Antarctica Has 85 Newly Discovered ‘Active Lakes’ Beneath the Ice; Satellites Reveal a Hidden Water World
Scientists have discovered 85 new active subglacial lakes beneath Antarctica, bringing the total to 231. These lakes fill, drain, and shift, acting as a hidden plumbing system that lubricates ice flow. This dynamic activity, detected by satellites...

A recent study published in Nature Communications reports the discovery of 85 previously unknown “active” subglacial lakes beneath the Antarctic Ice Sheet. With this finding, the total number of known active lakes beneath Antarctica rises to 231. These are not ancient, sealed pockets of water. They fill, drain, and shift over time.

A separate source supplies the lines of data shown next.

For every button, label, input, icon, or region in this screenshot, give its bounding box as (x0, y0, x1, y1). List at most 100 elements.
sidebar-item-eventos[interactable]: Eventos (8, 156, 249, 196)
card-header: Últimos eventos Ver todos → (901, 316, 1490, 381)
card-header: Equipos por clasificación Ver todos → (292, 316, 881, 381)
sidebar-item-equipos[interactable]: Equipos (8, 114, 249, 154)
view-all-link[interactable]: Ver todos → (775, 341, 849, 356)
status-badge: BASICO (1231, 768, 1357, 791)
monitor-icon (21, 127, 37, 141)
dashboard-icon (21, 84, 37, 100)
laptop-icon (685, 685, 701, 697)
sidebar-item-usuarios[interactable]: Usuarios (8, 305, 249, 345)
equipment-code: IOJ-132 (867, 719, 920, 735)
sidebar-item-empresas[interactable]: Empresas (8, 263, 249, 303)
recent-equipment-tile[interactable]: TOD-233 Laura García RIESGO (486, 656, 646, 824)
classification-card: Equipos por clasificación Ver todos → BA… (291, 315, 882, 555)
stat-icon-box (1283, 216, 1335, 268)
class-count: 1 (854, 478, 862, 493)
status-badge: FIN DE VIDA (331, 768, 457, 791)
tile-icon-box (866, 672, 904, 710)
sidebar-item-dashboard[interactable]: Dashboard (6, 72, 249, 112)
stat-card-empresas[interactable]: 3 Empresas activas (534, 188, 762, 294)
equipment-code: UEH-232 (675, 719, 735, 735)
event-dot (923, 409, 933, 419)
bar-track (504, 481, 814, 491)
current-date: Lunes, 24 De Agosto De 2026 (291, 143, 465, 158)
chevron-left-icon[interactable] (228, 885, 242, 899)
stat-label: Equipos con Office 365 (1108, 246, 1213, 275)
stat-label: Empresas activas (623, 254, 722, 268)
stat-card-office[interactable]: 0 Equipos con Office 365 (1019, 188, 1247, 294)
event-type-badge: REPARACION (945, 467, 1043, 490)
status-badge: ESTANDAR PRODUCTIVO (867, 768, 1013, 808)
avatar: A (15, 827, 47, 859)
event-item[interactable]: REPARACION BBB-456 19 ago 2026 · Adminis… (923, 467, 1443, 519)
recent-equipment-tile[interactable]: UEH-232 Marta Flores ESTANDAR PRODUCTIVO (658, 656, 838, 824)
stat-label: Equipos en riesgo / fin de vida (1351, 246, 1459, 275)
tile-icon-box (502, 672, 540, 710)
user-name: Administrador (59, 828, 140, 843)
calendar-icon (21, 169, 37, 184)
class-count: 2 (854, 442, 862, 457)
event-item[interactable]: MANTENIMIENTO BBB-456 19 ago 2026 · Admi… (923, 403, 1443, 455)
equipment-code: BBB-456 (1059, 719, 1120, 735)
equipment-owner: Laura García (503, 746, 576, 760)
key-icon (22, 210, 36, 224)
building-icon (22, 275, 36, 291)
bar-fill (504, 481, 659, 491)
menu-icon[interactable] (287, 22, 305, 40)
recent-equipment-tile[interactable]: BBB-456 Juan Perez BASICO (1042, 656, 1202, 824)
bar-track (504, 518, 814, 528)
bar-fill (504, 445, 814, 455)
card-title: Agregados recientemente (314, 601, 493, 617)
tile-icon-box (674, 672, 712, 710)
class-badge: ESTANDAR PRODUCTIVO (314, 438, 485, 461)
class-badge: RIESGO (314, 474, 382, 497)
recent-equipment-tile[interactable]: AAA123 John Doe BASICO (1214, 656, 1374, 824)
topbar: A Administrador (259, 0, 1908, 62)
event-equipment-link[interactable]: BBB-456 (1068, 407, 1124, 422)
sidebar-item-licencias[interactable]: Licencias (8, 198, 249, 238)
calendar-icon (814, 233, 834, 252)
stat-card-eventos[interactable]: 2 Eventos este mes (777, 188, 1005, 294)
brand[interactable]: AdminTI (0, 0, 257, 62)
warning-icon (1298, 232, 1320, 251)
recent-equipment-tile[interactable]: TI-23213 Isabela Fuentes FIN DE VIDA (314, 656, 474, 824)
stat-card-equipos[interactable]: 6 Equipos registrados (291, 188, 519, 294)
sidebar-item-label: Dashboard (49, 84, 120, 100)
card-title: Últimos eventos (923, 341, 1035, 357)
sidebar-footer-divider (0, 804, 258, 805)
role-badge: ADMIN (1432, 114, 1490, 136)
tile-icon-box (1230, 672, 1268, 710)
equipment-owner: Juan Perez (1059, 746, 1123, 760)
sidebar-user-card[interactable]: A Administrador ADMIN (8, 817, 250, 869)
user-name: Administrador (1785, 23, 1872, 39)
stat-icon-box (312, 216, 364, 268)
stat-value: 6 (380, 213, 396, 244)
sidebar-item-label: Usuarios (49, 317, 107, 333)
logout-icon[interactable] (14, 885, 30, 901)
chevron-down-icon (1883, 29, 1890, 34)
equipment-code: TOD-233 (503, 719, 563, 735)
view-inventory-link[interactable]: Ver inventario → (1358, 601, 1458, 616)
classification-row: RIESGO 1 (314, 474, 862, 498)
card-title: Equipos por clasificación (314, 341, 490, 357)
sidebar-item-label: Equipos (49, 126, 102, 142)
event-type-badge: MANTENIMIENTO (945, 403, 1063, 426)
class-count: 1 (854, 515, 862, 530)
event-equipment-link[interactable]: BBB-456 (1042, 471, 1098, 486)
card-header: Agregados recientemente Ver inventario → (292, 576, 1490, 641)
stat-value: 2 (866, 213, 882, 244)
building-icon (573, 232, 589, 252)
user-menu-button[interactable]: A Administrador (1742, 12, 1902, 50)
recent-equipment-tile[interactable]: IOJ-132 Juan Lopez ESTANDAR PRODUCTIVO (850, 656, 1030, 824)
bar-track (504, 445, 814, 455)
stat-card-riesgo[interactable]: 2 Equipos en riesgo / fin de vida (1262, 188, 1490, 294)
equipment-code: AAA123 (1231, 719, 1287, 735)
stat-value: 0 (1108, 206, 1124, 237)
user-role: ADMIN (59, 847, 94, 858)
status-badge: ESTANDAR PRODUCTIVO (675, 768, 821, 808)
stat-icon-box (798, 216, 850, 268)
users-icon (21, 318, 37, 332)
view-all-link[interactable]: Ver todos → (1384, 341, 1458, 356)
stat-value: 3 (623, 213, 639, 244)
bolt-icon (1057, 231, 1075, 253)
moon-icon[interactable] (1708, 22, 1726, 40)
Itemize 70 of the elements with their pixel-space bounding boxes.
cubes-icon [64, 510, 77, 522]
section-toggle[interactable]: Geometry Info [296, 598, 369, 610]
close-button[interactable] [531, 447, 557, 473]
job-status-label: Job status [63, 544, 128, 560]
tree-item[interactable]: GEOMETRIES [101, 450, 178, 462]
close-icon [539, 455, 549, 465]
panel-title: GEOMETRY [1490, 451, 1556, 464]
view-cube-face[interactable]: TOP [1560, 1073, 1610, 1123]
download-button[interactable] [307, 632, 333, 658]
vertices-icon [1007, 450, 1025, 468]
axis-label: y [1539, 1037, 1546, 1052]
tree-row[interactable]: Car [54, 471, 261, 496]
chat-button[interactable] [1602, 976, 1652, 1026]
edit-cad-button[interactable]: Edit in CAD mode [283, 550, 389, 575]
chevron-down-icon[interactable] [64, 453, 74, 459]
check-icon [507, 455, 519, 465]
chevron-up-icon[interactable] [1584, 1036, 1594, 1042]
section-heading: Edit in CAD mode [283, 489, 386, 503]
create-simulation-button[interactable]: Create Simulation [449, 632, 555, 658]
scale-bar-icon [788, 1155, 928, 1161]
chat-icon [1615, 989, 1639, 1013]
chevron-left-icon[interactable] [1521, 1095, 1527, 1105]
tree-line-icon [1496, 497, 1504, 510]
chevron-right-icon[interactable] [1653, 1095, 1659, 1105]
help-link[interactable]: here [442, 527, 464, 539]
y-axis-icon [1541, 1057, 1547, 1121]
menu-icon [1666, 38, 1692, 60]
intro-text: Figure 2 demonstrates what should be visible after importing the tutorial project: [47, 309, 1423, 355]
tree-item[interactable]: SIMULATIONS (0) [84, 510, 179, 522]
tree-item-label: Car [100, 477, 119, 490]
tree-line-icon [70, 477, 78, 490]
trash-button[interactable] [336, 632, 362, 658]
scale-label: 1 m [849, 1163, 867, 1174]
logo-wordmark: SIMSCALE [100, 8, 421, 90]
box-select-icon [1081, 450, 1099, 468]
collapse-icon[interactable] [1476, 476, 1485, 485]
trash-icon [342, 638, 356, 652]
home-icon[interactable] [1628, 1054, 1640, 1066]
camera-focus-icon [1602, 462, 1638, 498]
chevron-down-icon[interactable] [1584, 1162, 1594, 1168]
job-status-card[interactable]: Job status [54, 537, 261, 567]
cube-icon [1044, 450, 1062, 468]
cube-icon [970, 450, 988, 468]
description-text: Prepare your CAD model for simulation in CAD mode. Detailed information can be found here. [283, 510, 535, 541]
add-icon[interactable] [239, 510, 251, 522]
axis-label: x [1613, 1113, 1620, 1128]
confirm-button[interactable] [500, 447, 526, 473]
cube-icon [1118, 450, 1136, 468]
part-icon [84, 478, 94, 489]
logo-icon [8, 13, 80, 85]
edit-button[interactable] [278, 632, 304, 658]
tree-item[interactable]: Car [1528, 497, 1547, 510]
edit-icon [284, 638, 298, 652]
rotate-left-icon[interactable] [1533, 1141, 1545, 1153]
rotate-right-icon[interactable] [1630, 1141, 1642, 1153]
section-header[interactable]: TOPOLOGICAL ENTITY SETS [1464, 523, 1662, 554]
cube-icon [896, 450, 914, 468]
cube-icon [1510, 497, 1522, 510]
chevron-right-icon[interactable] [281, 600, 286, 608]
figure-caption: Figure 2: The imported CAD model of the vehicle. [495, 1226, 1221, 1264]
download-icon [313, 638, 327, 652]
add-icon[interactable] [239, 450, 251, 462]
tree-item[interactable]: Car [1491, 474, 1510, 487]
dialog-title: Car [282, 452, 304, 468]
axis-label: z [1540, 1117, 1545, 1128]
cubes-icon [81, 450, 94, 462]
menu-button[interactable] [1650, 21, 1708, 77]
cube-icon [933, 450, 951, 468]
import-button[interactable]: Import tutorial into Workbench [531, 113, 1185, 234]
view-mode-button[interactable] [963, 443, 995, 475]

The discovery is reshaping how scientists understand the ice sheet's behavior, and what that could mean for rising seas.
How Satellites Detect Lakes Beneath Miles of Ice
No one can look under kilometers of solid ice. Instead, scientists rely on satellites.
Using data collected between 2010 and 2020 by the European Space Agency’s CryoSat-2 satellite, researchers tracked subtle changes in the height of the ice surface. The technique, known as radar altimetry, works by sending radar pulses toward Earth and measuring how long it takes them to return.
The changes they measure are small — sometimes only a few centimeters.
But those tiny shifts tell a powerful story.
When a subglacial lake fills with water, it pushes upward on the ice sheet above it. When it drains, the surface sinks slightly. Over time, repeated rises and falls reveal the presence of an active lake below.
Before this analysis, scientists had identified 146 active subglacial lakes worldwide, and only 36 complete fill-and-drain cycles had been documented. The new research adds 85 more active lakes and captures 12 additional full cycles, bringing the observed total to 48.
What once looked like a static, frozen block now appears far more alive.
Not All Lakes Behave the Same Way
Some subglacial lakes are stable and sit quietly beneath the ice for long periods. One of the best-known examples is Lake Vostok, buried under roughly 4 kilometers of ice and containing an enormous volume of water.
Active lakes are different.
They go through cycles. Water slowly collects, raising the ice surface. Then it drains, lowering it again. These movements are subtle but measurable from space.
The new study also revealed something even more intriguing: many of these lakes appear to be connected.
Researchers identified five networks in which water appears to move from one basin to another. As one lake drains, a neighboring lake may fill. Clusters of active lakes suggest that water is traveling across considerable distances beneath the ice sheet.
Instead of isolated pools trapped in place, Antarctica appears to host a hidden plumbing system.

Why These Hidden Lakes Matter
It’s easy to wonder why lakes buried under miles of ice should concern anyone beyond polar scientists.
The answer lies in how water affects ice movement.
At the base of glaciers and ice sheets, water acts as a lubricant. When meltwater accumulates beneath the ice, it reduces friction between the ice and the bedrock below. That can allow the ice to slide more easily toward the ocean.
When an active lake drains, large amounts of water can flow through subglacial channels. This may temporarily alter the behavior of nearby ice streams. Faster-moving ice means more ice reaching the ocean, contributing to sea-level rise.
Most large-scale climate and ice-sheet models still do not fully incorporate detailed subglacial hydrology. Mapping where these lakes exist — and how they behave — gives scientists better tools to refine predictions about Antarctica’s future.
What Drives Lake Activity
Even in extreme cold, water can form beneath the ice.
Geothermal heat from Earth’s interior melts ice at the base. The immense pressure from the thick ice sheet lowers the ice's melting point, allowing liquid water to form. Friction from ice sliding over bedrock adds more heat.
Over time, water collects in low-lying basins beneath the ice. It can then move through channels carved into sediment and rock, creating cycles of filling and draining.
From above, satellites see only the surface rising and falling. Beneath, a slow and complex system is at work.
Antarctica may look still in photographs, but it is anything but static. Deep below its frozen exterior, water is shifting, pooling, and flowing — quietly influencing how the ice sheet behaves.
The discovery of 85 new active lakes is more than a number. It is a reminder that much of Antarctica’s story is happening out of sight, beneath the ice, where movement in the dark can shape the future of global sea levels.